Sitting in the overpriced coffee shop down the road from her apartment building is supposed to guarantee Rin gets some of her work done, it does nothing but ensure that she ends up over-caffeinated and stressed. It’s this state that has her calling Kitay to come join her, hoping that his presence might soothe her enough to, if not get any work done, at least calm some of her anxieties about her mom and how much of an absolute douchebag her boss is being.

It doesn’t quite work out that way, but all the best conversations with Kitay never go quite the way Rin expects them to. When he plops down across from her with a matcha latte in hand, the first words out of his mouth are, “Did you know the entire tax system of feudal Nikara was completely fucked up? I’m talking from the bottom up, it’s sincerely a miracle that in six hundred years we’ve managed to reinvent the system in a way that works.”

“And I’m so happy we managed to unfuck it just in time for Nikara’s revenue service to entirely screw me over every year,” she mutters, but it’s hard to be in a sour mood with her best friend around. “I take it your dissertation is going well?”

“So well,” he drawls sarcastically. “And work? I hope the impromptu day off means that you finished that proposal early.”

Rin winces. “About that… Souji gave it to fucking Tyler. Tossed my shit right out and gave me some menial task while our intern gets to be out of his depth with a project like that.” It had frustrated Rin at the time, no doubt about that, but around Kitay her anger at the unfairness of the situation flows like water from a broken tap-ceaselessly, until she’s ranted about the situation and both of their drinks are empty and Kitay is staring at her with a mix of fascination and horror.

“Are you okay?” He asks her, which feels a bit moot. 

“Peachy,” she remarks, but all the bite is taken out of it. “And don’t even get me started on mom. I swear they keep upping the price to give her that single room every month.”

“And they probably are,” Kitay concedes. Rin can’t argue. Memory care is expensive, and for her mom’s comfort Rin couldn’t not opt for a single room, but it does mean she’s burning a hole through her budget every month.

Rin packs up her belongings with the air of someone clearly frustrated, hasty movements and a bit more force behind throwing out her empty cup than what’s strictly necessary, but she can’t deny that sharing some of the burden with Kitay has done wonders to make her feel better. But as she turns away from the trash can, half-eaten muffin still in hand, she catches a glimpse of a flash outside the cafe window.

It draws her attention, and then another flash—this time, she recognizes it as a flashbulb from a camera. Bewildered, she stares at the man on the street, his camera aimed directly at her. Once she realizes what’s happening, she ducks behind a nearby pillar and looks over at Kitay. “What the fuck?” She asks, her mind startled and her vision still flashing different colors in the echo of the flashbulb. 

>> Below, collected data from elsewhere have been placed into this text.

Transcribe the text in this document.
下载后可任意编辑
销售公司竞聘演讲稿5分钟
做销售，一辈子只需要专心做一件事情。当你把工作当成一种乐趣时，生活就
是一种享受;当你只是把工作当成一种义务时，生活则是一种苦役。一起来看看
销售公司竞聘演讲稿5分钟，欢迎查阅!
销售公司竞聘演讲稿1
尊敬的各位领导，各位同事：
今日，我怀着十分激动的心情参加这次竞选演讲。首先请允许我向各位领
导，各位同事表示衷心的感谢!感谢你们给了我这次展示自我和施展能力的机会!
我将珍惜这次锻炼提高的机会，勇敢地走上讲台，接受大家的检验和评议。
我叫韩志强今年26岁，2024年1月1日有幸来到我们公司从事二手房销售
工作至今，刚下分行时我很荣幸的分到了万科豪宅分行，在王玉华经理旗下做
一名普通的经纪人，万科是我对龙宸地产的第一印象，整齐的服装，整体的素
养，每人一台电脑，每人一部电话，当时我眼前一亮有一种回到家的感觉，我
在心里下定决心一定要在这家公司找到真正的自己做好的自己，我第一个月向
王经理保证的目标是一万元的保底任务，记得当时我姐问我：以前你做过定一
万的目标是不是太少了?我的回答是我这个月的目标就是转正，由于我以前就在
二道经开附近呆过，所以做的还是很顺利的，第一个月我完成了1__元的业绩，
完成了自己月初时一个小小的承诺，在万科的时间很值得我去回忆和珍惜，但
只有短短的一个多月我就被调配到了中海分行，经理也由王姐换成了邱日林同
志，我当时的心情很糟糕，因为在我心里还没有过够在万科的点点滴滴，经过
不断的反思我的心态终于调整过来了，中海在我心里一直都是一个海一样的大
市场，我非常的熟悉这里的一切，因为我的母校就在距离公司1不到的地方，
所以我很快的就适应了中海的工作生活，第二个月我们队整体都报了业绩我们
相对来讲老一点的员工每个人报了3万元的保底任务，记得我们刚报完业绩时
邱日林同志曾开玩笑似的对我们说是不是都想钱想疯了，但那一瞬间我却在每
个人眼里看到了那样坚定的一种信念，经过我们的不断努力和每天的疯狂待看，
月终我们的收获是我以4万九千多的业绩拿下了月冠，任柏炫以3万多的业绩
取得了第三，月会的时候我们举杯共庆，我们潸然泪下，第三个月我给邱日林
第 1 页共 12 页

She’s saved by the barista coming around the counter and sticking her head out the door to wave the man off with some rather creative curses, but that does little to explain why that just happened—or even what just happened.

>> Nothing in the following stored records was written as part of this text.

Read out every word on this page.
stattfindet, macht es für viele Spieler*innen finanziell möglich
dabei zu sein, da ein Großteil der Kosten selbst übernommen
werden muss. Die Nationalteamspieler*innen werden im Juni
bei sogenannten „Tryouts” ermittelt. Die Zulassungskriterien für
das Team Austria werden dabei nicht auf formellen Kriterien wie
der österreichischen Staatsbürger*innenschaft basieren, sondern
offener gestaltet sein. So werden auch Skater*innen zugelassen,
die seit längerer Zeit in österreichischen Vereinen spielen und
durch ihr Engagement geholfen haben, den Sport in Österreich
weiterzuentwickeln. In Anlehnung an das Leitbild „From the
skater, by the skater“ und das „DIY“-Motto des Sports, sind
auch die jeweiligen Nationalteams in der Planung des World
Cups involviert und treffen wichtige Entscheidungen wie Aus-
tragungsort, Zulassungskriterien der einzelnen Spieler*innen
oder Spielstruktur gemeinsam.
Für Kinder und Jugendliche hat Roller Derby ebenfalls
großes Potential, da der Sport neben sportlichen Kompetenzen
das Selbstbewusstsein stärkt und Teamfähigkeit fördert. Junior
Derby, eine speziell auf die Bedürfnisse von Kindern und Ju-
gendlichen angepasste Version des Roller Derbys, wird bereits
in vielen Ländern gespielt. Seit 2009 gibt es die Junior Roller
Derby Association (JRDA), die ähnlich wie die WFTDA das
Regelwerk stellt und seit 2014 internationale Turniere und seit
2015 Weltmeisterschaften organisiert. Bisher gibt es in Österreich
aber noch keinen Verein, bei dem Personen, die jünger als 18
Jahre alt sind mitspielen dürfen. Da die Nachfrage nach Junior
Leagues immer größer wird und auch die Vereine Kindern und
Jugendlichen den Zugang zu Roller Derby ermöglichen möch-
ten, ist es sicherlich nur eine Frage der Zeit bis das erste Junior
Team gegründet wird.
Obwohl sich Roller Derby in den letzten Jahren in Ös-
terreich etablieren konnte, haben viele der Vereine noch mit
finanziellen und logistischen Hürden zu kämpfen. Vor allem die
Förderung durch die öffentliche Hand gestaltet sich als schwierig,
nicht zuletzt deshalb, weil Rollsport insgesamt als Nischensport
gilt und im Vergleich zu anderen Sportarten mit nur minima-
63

“Sorry about that,” the barista says with an apologetic smile, before going back to work, clearly unbothered by having a man just take a picture of one of her customers through the window. She looks young, though, and Rin tries to give her the benefit of the doubt. Maybe she’s new on the job and terrified.

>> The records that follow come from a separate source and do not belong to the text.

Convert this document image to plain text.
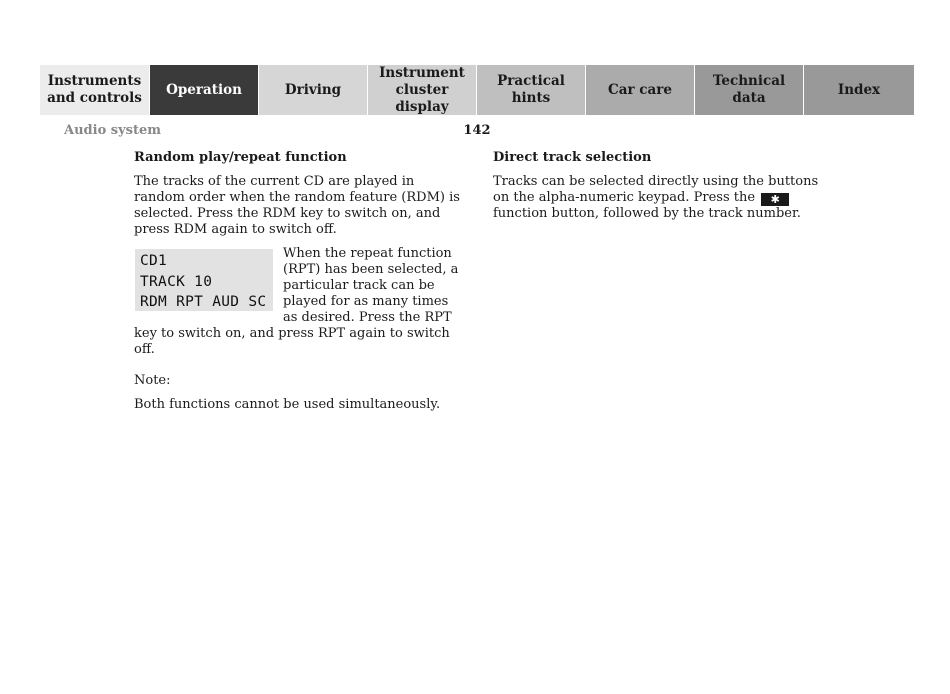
Instruments
and controls
Operation	Driving
Instrument
cluster display
Practical hints
Car care
Technical
data
Index
Audio system	142
Random play/repeat function

The tracks of the current CD are played in random order when the random feature (RDM) is selected. Press the RDM key to switch on, and press RDM again to switch off.

CD1
TRACK 10
RDM RPT AUD SC
When the repeat function (RPT) has been selected, a particular track can be played for as many times as desired. Press the RPT key to switch on, and press RPT again to switch off.

Note:

Both functions cannot be used simultaneously.

Direct track selection

Tracks can be selected directly using the buttons on the alpha-numeric keypad. Press the ✱ function button, followed by the track number.
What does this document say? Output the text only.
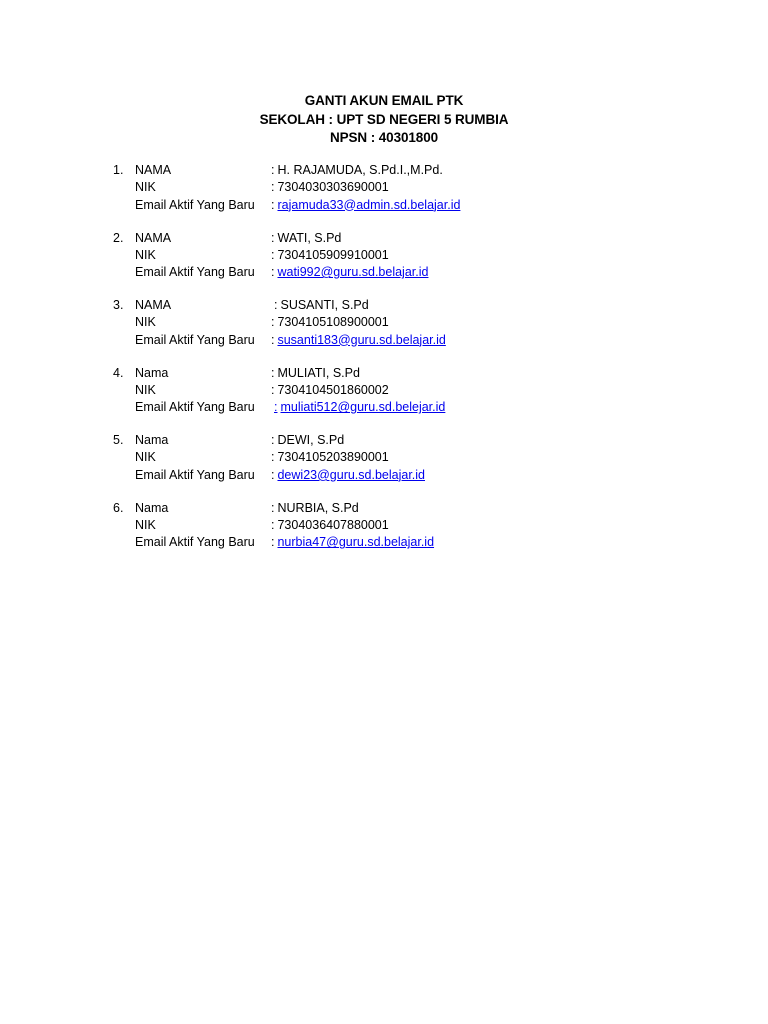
GANTI AKUN EMAIL PTK
SEKOLAH : UPT SD NEGERI 5 RUMBIA
NPSN : 40301800
1. NAMA	: H. RAJAMUDA, S.Pd.I.,M.Pd.
NIK	: 7304030303690001
Email Aktif Yang Baru : rajamuda33@admin.sd.belajar.id
2. NAMA	: WATI, S.Pd
NIK	: 7304105909910001
Email Aktif Yang Baru : wati992@guru.sd.belajar.id
3. NAMA	: SUSANTI, S.Pd
NIK	: 7304105108900001
Email Aktif Yang Baru : susanti183@guru.sd.belajar.id
4. Nama	: MULIATI, S.Pd
NIK	: 7304104501860002
Email Aktif Yang Baru : muliati512@guru.sd.belejar.id
5. Nama	: DEWI, S.Pd
NIK	: 7304105203890001
Email Aktif Yang Baru : dewi23@guru.sd.belajar.id
6. Nama	: NURBIA, S.Pd
NIK	: 7304036407880001
Email Aktif Yang Baru : nurbia47@guru.sd.belajar.id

Kitay, though, looks out the window and down the street, then back up, as if searching for signs of the man and his camera. “I feel like that probably counts as harassment in some way? If you want to talk to the police about it, I can be a witness for you.”

Rin shakes her head, her hand waving Kitay off. “No, no, I’m not gonna bother.” She has too much on er plate, after all, to add connecting with the police over an incident that confuses her more than it bothers her.

Still, as she exits the coffee shop with Kitay in tow, she glances down the street towards the direction the man fled in, and can’t shake the feeling that it wasn’t entirely a coincidence.